Scroll ke bawah untuk melanjutkan membaca
Menteri Koordinator Bidang Perekonomian Airlangga Hartarto mengungkapkan ini seusai mengikuti rapat terbatas bersama Presiden Prabowo dan sejumlah menteri bidang ekonomi, di rumah pribadi Prabowo di Hambalang, Bogor, Jawa Barat, pada Senin, 13 Juli 2026.
Airlangga menjelaskan, Presiden memberikan arahan tersebut setelah mencermati perkembangan harga BBM yang digunakan nelayan. "Arahan Bapak Presiden, karena kita lihat harga B50 yang khusus untuk nelayan di bawah 30 GT sudah diberikan dengan harga Rp 6.800, kemudian harga BBM nonsubsidi kemarin sempat melonjak menjadi Rp 21.300," kata Airlangga, dikutip dari keterangan pers Badan Komunikasi Pemerintah RI, Selasa, 14 Juli 2026.
Maka dari itu, pemerintah memutuskan memberikan harga kekhususan bagi nelayan yang memiliki kapal berkapasitas 30 GT hingga 200 GT. “Pengusaha nelayan ini perlu diberikan harga khusus, tadi dibahas bahwa harga yang disepakati adalah Rp 15.000 per liter. Kemudian, harga BBM nonsubsidi berdasarkan rata-rata biaya produksi solar di dalam negeri dipatok di angka Rp 18.600," tutur dia.
Adapun Kementerian Energi dan Sumber Daya Mineral akan segera menerbitkan regulasi terkait dengan kebijakan tersebut. Airlangga menjelaskan subsidi sekitar Rp 3.600 per liter akan dibiayai menggunakan dana Badan Pengelola Dana Perkebunan (BPDP).
Dengan demikian, kebijakan ini tidak membebani anggaran pendapatan dan belanja negara alias APBN. "Oleh karena itu, Pak Menteri ESDM (Bahlil Lahadalia) akan mengeluarkan regulasi terkait subsidi tersebut. Besaran subsidinya kira-kira Rp 3.600 per liter dan akan dibiayai oleh BPDP," ujar Airlangga.

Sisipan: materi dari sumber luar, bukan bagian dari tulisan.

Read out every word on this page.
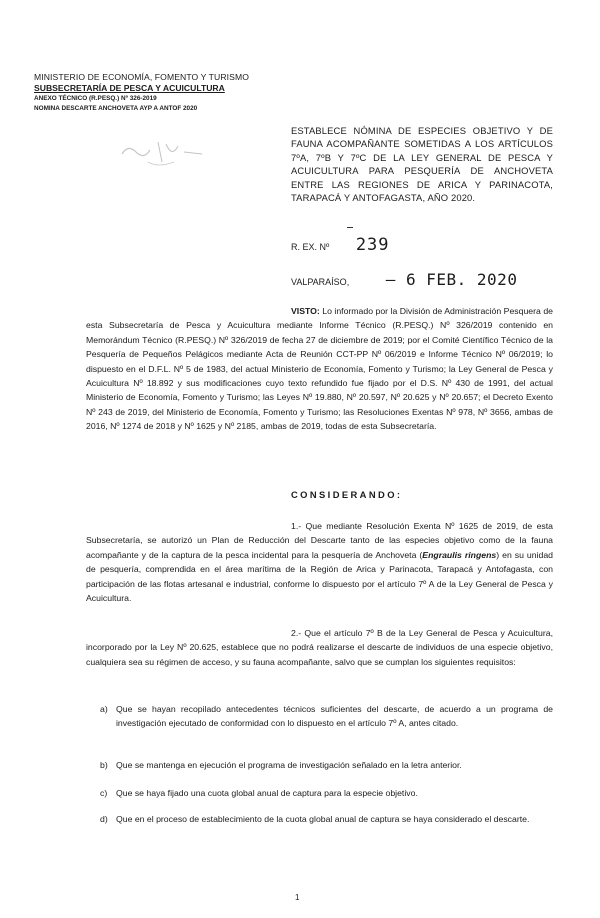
MINISTERIO DE ECONOMÍA, FOMENTO Y TURISMO
SUBSECRETARÍA DE PESCA Y ACUICULTURA
ANEXO TÉCNICO (R.PESQ.) Nº 326-2019
NOMINA DESCARTE ANCHOVETA AYP A ANTOF 2020
ESTABLECE NÓMINA DE ESPECIES OBJETIVO Y DE FAUNA ACOMPAÑANTE SOMETIDAS A LOS ARTÍCULOS 7ºA, 7ºB Y 7ºC DE LA LEY GENERAL DE PESCA Y ACUICULTURA PARA PESQUERÍA DE ANCHOVETA ENTRE LAS REGIONES DE ARICA Y PARINACOTA, TARAPACÁ Y ANTOFAGASTA, AÑO 2020.
R. EX. Nº 239
VALPARAÍSO, – 6 FEB. 2020
VISTO: Lo informado por la División de Administración Pesquera de esta Subsecretaría de Pesca y Acuicultura mediante Informe Técnico (R.PESQ.) Nº 326/2019 contenido en Memorándum Técnico (R.PESQ.) Nº 326/2019 de fecha 27 de diciembre de 2019; por el Comité Científico Técnico de la Pesquería de Pequeños Pelágicos mediante Acta de Reunión CCT-PP Nº 06/2019 e Informe Técnico Nº 06/2019; lo dispuesto en el D.F.L. Nº 5 de 1983, del actual Ministerio de Economía, Fomento y Turismo; la Ley General de Pesca y Acuicultura Nº 18.892 y sus modificaciones cuyo texto refundido fue fijado por el D.S. Nº 430 de 1991, del actual Ministerio de Economía, Fomento y Turismo; las Leyes Nº 19.880, Nº 20.597, Nº 20.625 y Nº 20.657; el Decreto Exento Nº 243 de 2019, del Ministerio de Economía, Fomento y Turismo; las Resoluciones Exentas Nº 978, Nº 3656, ambas de 2016, Nº 1274 de 2018 y Nº 1625 y Nº 2185, ambas de 2019, todas de esta Subsecretaría.
CONSIDERANDO:
1.- Que mediante Resolución Exenta Nº 1625 de 2019, de esta Subsecretaría, se autorizó un Plan de Reducción del Descarte tanto de las especies objetivo como de la fauna acompañante y de la captura de la pesca incidental para la pesquería de Anchoveta (Engraulis ringens) en su unidad de pesquería, comprendida en el área marítima de la Región de Arica y Parinacota, Tarapacá y Antofagasta, con participación de las flotas artesanal e industrial, conforme lo dispuesto por el artículo 7º A de la Ley General de Pesca y Acuicultura.
2.- Que el artículo 7º B de la Ley General de Pesca y Acuicultura, incorporado por la Ley Nº 20.625, establece que no podrá realizarse el descarte de individuos de una especie objetivo, cualquiera sea su régimen de acceso, y su fauna acompañante, salvo que se cumplan los siguientes requisitos:
a) Que se hayan recopilado antecedentes técnicos suficientes del descarte, de acuerdo a un programa de investigación ejecutado de conformidad con lo dispuesto en el artículo 7º A, antes citado.
b) Que se mantenga en ejecución el programa de investigación señalado en la letra anterior.
c)	Que se haya fijado una cuota global anual de captura para la especie objetivo.
d) Que en el proceso de establecimiento de la cuota global anual de captura se haya considerado el descarte.
1
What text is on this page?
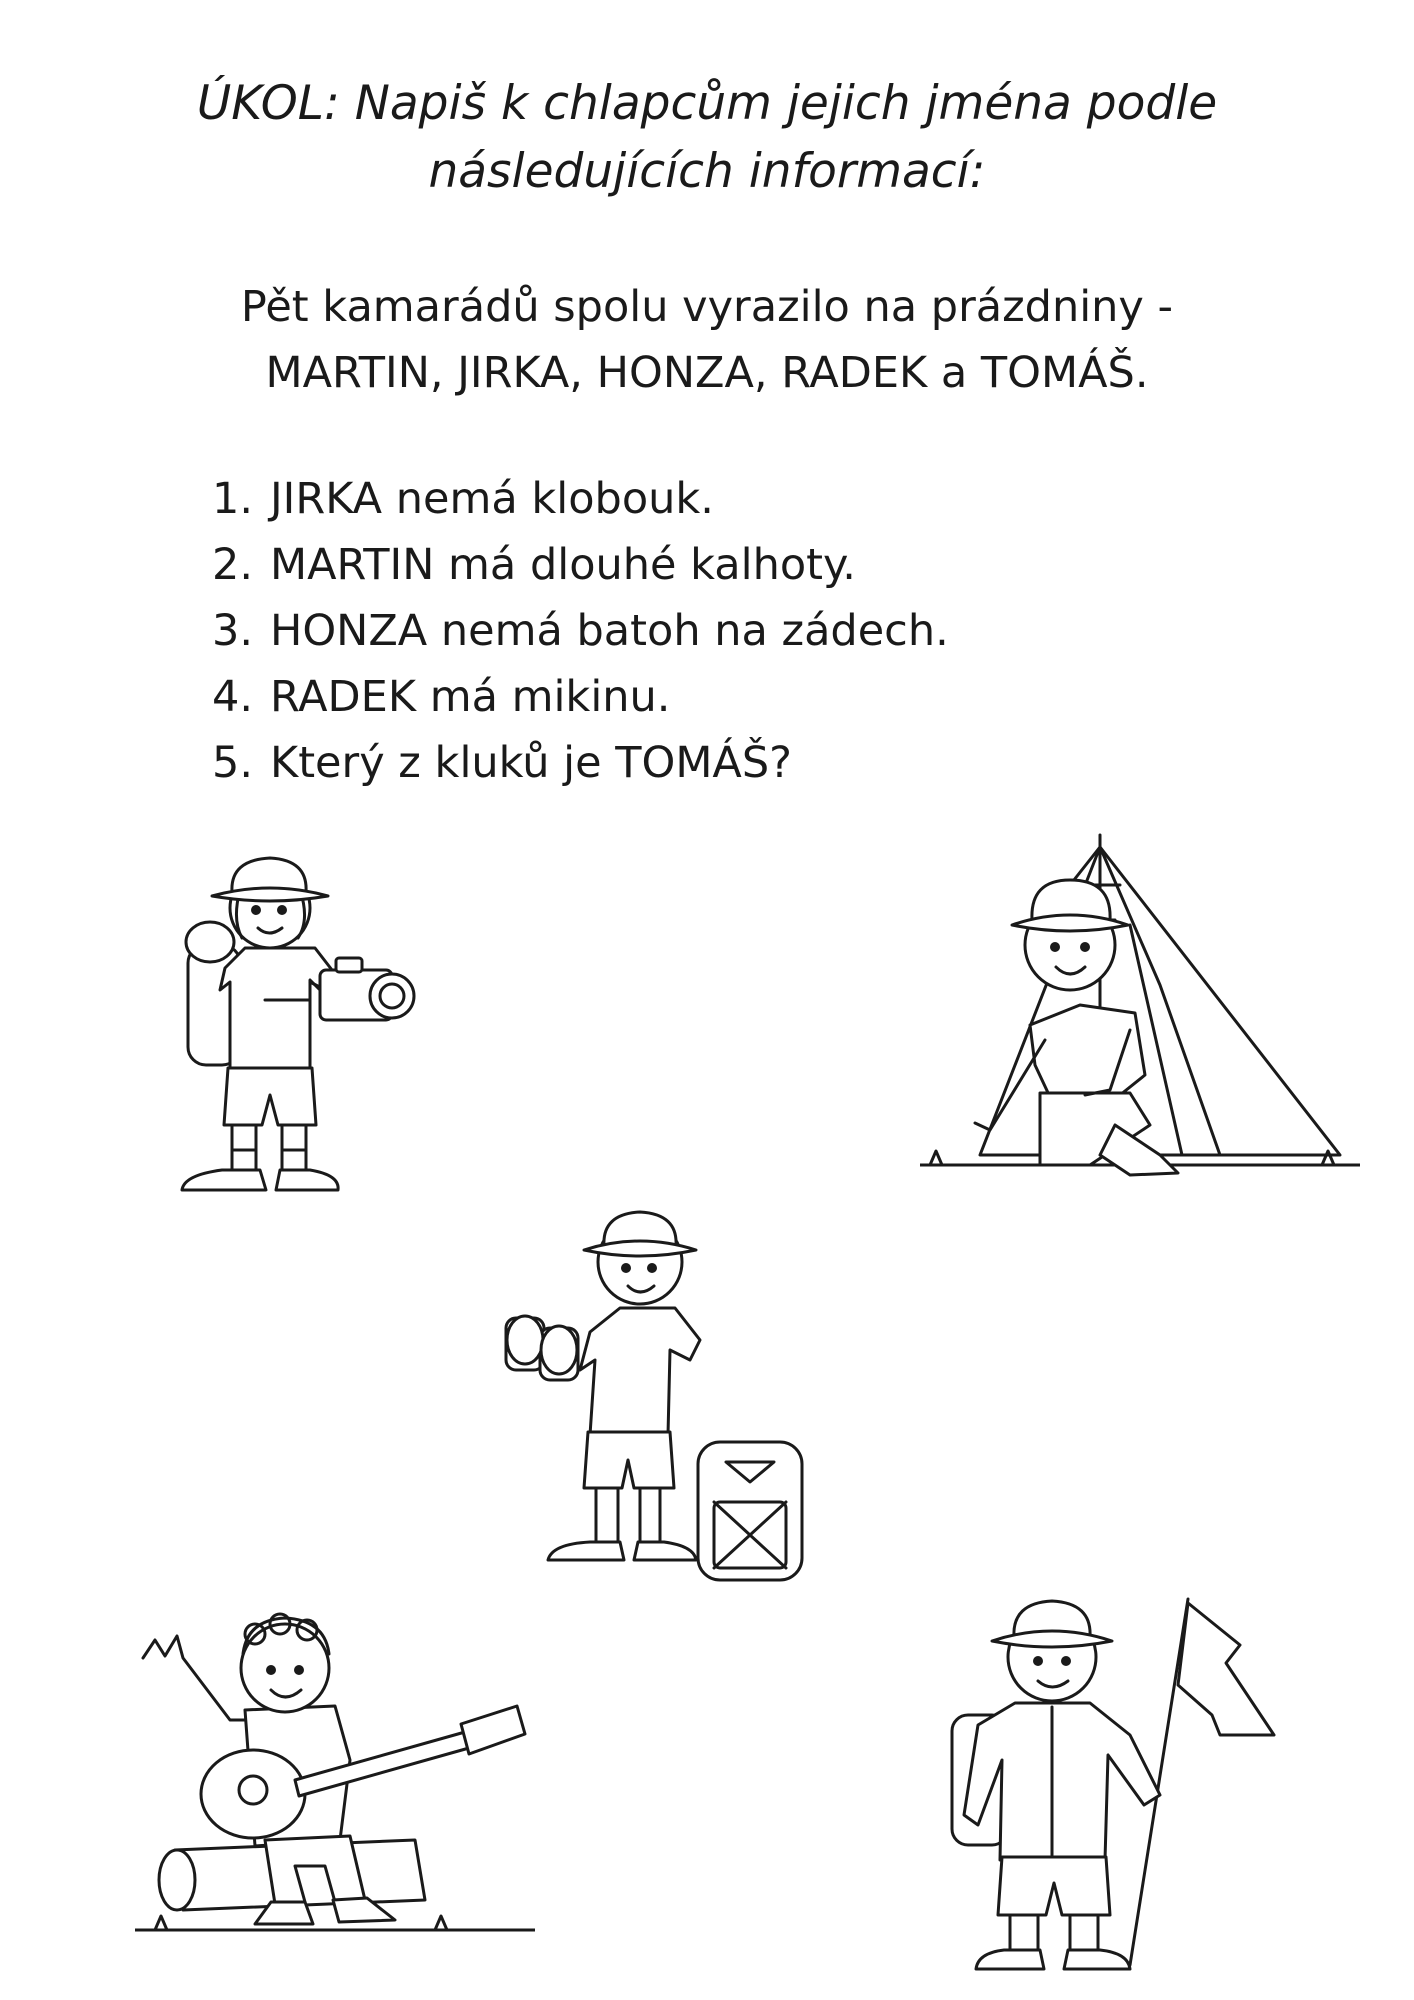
ÚKOL: Napiš k chlapcům jejich jména podle
následujících informací:
Pět kamarádů spolu vyrazilo na prázdniny -
MARTIN, JIRKA, HONZA, RADEK a TOMÁŠ.
1. JIRKA nemá klobouk.
2. MARTIN má dlouhé kalhoty.
3. HONZA nemá batoh na zádech.
4. RADEK má mikinu.
5. Který z kluků je TOMÁŠ?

Selain itu, pemerintah juga menetapkan kuota penyaluran BBM khusus tersebut selama enam bulan ke depan. "Untuk kebijakan ini juga diberikan kuota selama enam bulan ke depan sebesar 400.000 ton," kata Airlangga.
Dalam kesempatan yang sama, Menteri ESDM Bahlil Lahadalia mengklaim kebijakan ini merupakan bentuk kepastian yang diberikan pemerintah kepada pelaku usaha di sektor perikanan agar dapat menjalankan usahanya dengan biaya operasional yang lebih terjangkau. "Memang harganya sangat tinggi sekarang. Dengan harga Rp 15.000, diharapkan dapat membantu operasional nelayan yang memiliki kapal berukuran 30 GT ke atas," ujar Bahlil.

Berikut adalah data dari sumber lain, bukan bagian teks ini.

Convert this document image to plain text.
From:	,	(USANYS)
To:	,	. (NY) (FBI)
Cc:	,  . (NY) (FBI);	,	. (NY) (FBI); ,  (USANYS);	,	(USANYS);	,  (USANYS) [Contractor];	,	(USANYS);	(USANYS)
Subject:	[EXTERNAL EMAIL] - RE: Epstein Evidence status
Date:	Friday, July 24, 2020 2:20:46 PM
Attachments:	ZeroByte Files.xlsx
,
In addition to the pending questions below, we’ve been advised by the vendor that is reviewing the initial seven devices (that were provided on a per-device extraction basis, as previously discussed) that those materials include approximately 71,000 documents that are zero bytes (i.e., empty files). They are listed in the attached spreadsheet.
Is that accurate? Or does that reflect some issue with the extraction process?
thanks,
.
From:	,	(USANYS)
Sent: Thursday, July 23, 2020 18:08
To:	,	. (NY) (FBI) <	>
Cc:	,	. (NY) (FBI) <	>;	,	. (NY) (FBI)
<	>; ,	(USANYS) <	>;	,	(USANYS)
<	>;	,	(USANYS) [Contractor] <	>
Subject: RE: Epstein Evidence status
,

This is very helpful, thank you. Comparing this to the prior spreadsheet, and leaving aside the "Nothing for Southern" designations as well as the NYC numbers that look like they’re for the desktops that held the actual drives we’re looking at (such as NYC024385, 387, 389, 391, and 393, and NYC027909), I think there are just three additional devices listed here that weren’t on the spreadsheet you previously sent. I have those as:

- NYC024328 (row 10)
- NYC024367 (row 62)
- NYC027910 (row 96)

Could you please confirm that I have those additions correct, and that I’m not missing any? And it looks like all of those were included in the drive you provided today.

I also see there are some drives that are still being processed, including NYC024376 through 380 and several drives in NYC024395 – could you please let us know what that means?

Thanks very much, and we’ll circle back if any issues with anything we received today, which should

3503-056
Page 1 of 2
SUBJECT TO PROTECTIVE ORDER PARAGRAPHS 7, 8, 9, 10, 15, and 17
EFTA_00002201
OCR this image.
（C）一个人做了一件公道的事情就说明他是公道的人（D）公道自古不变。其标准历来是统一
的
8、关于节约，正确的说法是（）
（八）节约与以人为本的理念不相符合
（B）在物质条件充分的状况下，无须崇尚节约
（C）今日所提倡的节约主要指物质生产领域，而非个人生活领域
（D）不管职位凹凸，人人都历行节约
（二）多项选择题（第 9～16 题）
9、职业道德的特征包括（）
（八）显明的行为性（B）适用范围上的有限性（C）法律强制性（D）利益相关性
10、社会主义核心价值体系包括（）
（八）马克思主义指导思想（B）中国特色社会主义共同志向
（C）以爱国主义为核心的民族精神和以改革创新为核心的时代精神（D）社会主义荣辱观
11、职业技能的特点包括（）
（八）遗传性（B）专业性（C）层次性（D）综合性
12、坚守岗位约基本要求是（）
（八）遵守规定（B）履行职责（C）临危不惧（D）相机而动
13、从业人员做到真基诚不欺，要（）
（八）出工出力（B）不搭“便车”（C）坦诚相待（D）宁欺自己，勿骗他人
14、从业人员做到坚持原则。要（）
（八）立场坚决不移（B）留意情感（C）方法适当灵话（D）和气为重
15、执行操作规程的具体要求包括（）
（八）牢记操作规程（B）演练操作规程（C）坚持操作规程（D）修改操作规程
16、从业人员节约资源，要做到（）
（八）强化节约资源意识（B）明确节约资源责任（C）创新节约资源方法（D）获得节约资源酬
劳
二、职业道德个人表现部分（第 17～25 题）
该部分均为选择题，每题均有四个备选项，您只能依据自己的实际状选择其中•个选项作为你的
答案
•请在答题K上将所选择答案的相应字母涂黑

Bahlil juga memastikan Kementerian ESDM segera menindaklanjuti arahan Presiden melalui penerbitan surat keputusan. Sementara itu, agar penyalurannya tepat sasaran, dirinya akan berkoordinasi dengan Menteri Kelautan dan Perikanan Sakti Wahyu Trenggono dalam menentukan titik-titik distribusi. "Supaya niat baik pemerintah untuk membantu nelayan tidak disalahgunakan. Ini yang akan kita jaga agar implementasinya berjalan dengan baik, dan tentu saja semuanya atas arahan dan perintah Bapak Presiden," ujar Bahlil.